Many, if not most, of my childhood friends have lost one or both of their parents. We’re at that age, and that’s the way life goes. And while the death of a friend’s parent doesn’t pack the same emotional impact as losing your own mom or dad, it’s still sad.
I was fortunate as a child to have several very good friends. I’m even more fortunate that though we no longer hang out, or even see each other, we’ve remained friends for 50 years or more.
And when you spend as much time at each other’s houses as we did back in the day, you develop relationships with your friends’ parents.
If you’re lucky, they take a liking to you and treat you like one of their own. In that regard, again I was fortunate.
My family moved to a new house in the summer between fourth and fifth grades. I would be going to a new school in the fall (back then school started in the fall), and I was nervous. Then I met Steve and his family.
Steve lived on my block and was everything I wasn’t … good-looking, athletic and popular with the ladies. But somehow we became best friends, which meant among other things that I spent a lot of time at the Miller house.
From day one Steve’s mom and dad, Pat and Al, treated me like one of their own. They were genuinely nice people who never made me feel like I was wearing out my welcome. I remember lots of summer days when his mom would drive us to the golf course so we could play all day, then come back in the late afternoon to take us home.
One of the best memories of my childhood came my way courtesy of Al Miller.
A Purdue grad, he was friends with astronaut Virgil “Gus” Grissom. He was also a “yellow shirt” guard at the Indianapolis Motor Speedway. The night before the 1966 Indianapolis 500, the Millers took me along to the Speedway Holiday Inn, where I got to meet Gus, who was in town for the race.

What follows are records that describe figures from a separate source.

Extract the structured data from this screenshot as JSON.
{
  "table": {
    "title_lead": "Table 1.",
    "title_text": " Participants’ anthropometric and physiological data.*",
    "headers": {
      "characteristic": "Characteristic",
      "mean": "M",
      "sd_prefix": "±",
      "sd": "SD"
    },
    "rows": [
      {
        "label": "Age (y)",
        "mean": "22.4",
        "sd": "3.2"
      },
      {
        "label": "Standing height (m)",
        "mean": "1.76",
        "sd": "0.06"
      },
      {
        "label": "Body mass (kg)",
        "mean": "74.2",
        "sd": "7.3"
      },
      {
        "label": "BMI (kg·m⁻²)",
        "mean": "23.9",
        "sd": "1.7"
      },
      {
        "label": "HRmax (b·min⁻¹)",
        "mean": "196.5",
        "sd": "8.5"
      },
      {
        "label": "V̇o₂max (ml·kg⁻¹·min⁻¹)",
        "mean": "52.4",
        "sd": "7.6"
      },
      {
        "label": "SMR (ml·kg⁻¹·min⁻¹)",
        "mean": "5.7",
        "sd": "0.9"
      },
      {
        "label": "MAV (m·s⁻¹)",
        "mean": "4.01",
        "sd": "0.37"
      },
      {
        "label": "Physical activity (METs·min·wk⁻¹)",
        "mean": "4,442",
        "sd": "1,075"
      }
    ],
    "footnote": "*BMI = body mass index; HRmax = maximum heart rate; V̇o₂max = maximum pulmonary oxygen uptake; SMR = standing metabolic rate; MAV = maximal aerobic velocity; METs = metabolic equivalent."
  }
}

The following morning, Al took Steve and me to the track and got us seats in his section of the pit grandstands for the 500. For a kid crazy about all things NASA and racing, it was a dream 24 hours.
Sometime around junior high, the Millers moved. Though we still went to the same school, Steve and I soon drifted apart. But today, thanks to Facebook, we’re back in touch, though he lives in Florida.
And in the “it’s a small world” category, Steve’s sister, Pam, and my daughter, Kelly, work together in Indianapolis.
When my parents died, some of my old friends shared with me good memories they had of my folks. I was glad to hear that my friends felt the same about my parents as I felt about the Millers, the Yohos, the Thompsons, the Fishers, the Washburns and others.
I can only hope that I was as kind to my daughters’ friends as my buddies’ folks were to me. I certainly didn’t lack for good role models.